In the name of Allah, The Most Gracious, The Most Merciful.
I have been listening to a lot of heavier music. I think I am somewhat imploding. It’s like those high school feels never quite left me. Maybe our teenage years are far more formative than we realise them to be. It shaped our current perspectives, values, and character to quite an extent.
And in one of the heavier songs I listened to, one line never failed to haunt me, “Where you gonna be in the next five years?” (Spit It Out by Slipknot)
Right now, I’m going about my life with absolutely no plan.
I have no idea what I’m doing with my life.
I don’t know how or what I’m supposed to contribute to the grand scheme of things.
I am 31 years old now and turning 32 in August.
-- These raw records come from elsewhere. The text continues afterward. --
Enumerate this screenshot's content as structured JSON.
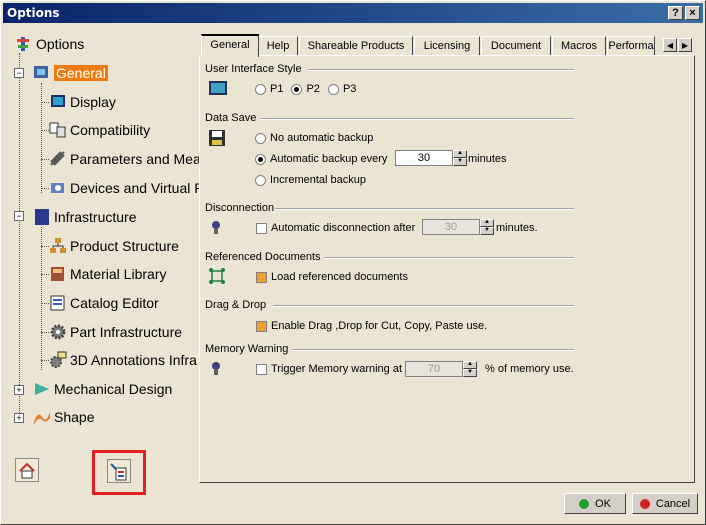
{
  "window": {
    "title": "Options",
    "help_label": "?",
    "close_label": "×"
  },
  "tree": {
    "root": "Options",
    "items": [
      {
        "label": "General",
        "selected": true
      },
      {
        "label": "Display"
      },
      {
        "label": "Compatibility"
      },
      {
        "label": "Parameters and Mea"
      },
      {
        "label": "Devices and Virtual R"
      },
      {
        "label": "Infrastructure"
      },
      {
        "label": "Product Structure"
      },
      {
        "label": "Material Library"
      },
      {
        "label": "Catalog Editor"
      },
      {
        "label": "Part Infrastructure"
      },
      {
        "label": "3D Annotations Infra"
      },
      {
        "label": "Mechanical Design"
      },
      {
        "label": "Shape"
      }
    ]
  },
  "tabs": [
    {
      "label": "General",
      "active": true
    },
    {
      "label": "Help"
    },
    {
      "label": "Shareable Products"
    },
    {
      "label": "Licensing"
    },
    {
      "label": "Document"
    },
    {
      "label": "Macros"
    },
    {
      "label": "Performa"
    }
  ],
  "sections": {
    "ui_style": {
      "title": "User Interface Style",
      "options": [
        "P1",
        "P2",
        "P3"
      ],
      "selected": "P2"
    },
    "data_save": {
      "title": "Data Save",
      "no_backup": "No automatic backup",
      "auto_backup": "Automatic backup every",
      "auto_value": "30",
      "auto_unit": "minutes",
      "incremental": "Incremental backup",
      "selected": "Automatic backup every"
    },
    "disconnection": {
      "title": "Disconnection",
      "label": "Automatic disconnection after",
      "value": "30",
      "unit": "minutes.",
      "checked": false
    },
    "ref_docs": {
      "title": "Referenced Documents",
      "label": "Load referenced documents",
      "checked": true
    },
    "drag_drop": {
      "title": "Drag & Drop",
      "label": "Enable Drag ,Drop for Cut, Copy, Paste use.",
      "checked": true
    },
    "memory": {
      "title": "Memory Warning",
      "label": "Trigger Memory warning at",
      "value": "70",
      "unit": "% of memory use.",
      "checked": false
    }
  },
  "buttons": {
    "ok": "OK",
    "cancel": "Cancel"
  },
  "colors": {
    "selection": "#f07c10",
    "highlight_box": "#e02020",
    "title_bar": "#0a246a"
  }
}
I am only a Retail Supervisor in a global flagship store of the number two clothing company in the world right now.
And then we have people like Sanna Marin who became Finland’s prime minister at 34 years old.
I feel so much paler in comparison to other people. It’s not about the success that bothers me. Success is subjective, to me, at least. It’s about the implication of productivity that comes with the success. In simpler terms, have I done anything meaningful with my life? Have I utilised my time and energy optimally as an individual?
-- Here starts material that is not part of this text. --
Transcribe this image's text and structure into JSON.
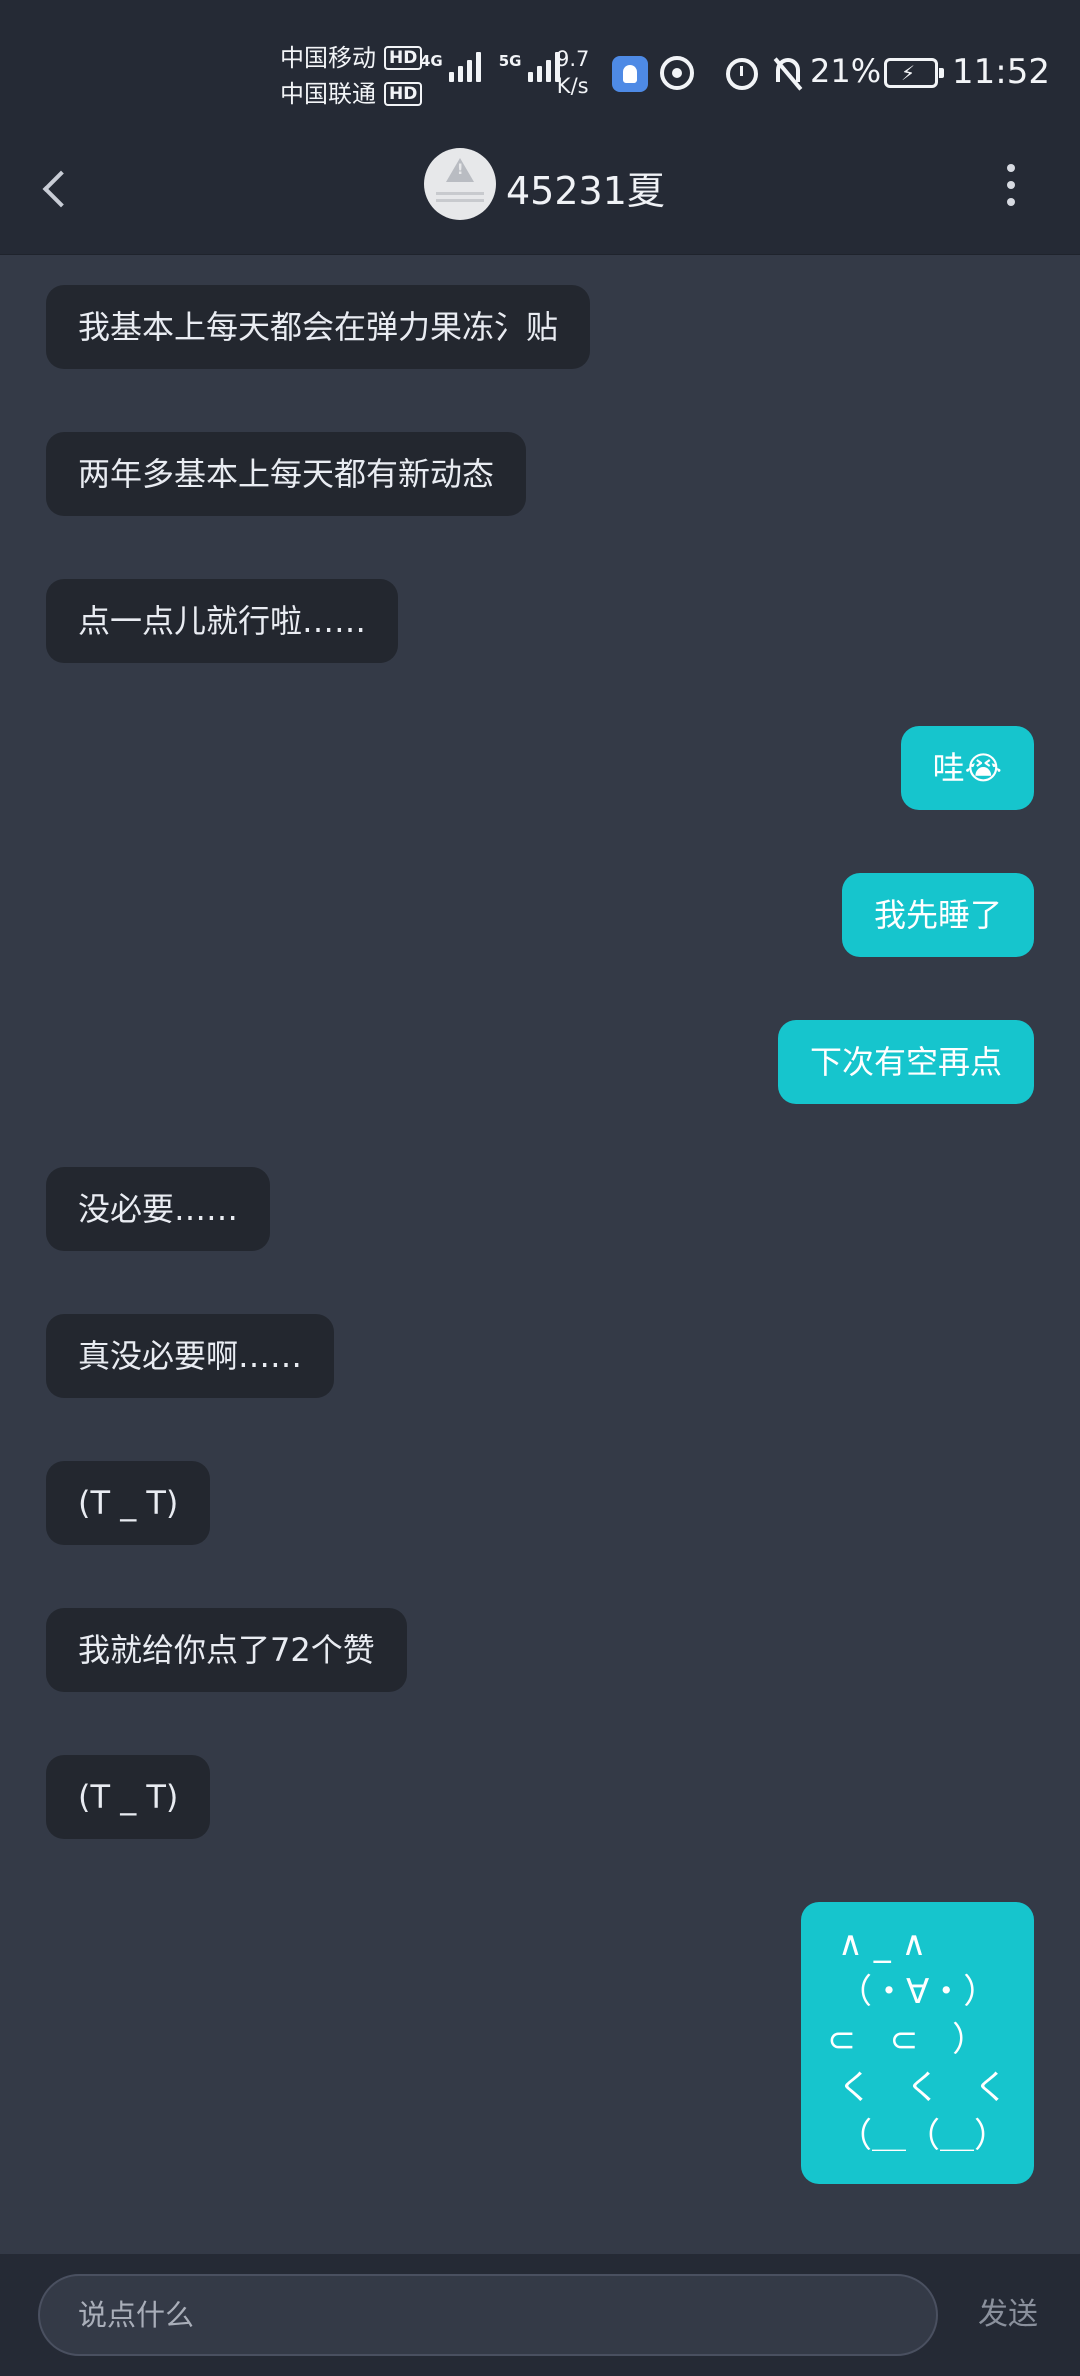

I think that always bothers me. Which is very ironic considering I am a lazy bum.
I feel quite divided on taking Ramadan as breaks from my usual commitments. On one hand, I feel it will be good for my soul by just concentrating on the core things in my life. On the other, I feel quite vexed by the lack of work I do. I think I shall stick to treating Ramadan as a summer holiday from the daily grind. I think it is the best time to rest the body and nourish the soul. I imagine that if I were a rockstar, I wouldn’t want to attend any interviews or shows or participate in a tour during Ramadan. I would rather take that much needed spiritual break.
I should probably lay out some plans and work towards executing those plans.
Sometimes no plan is the best plan but sometimes no plan will get you nowhere because you didn’t plan on getting somewhere in the first place.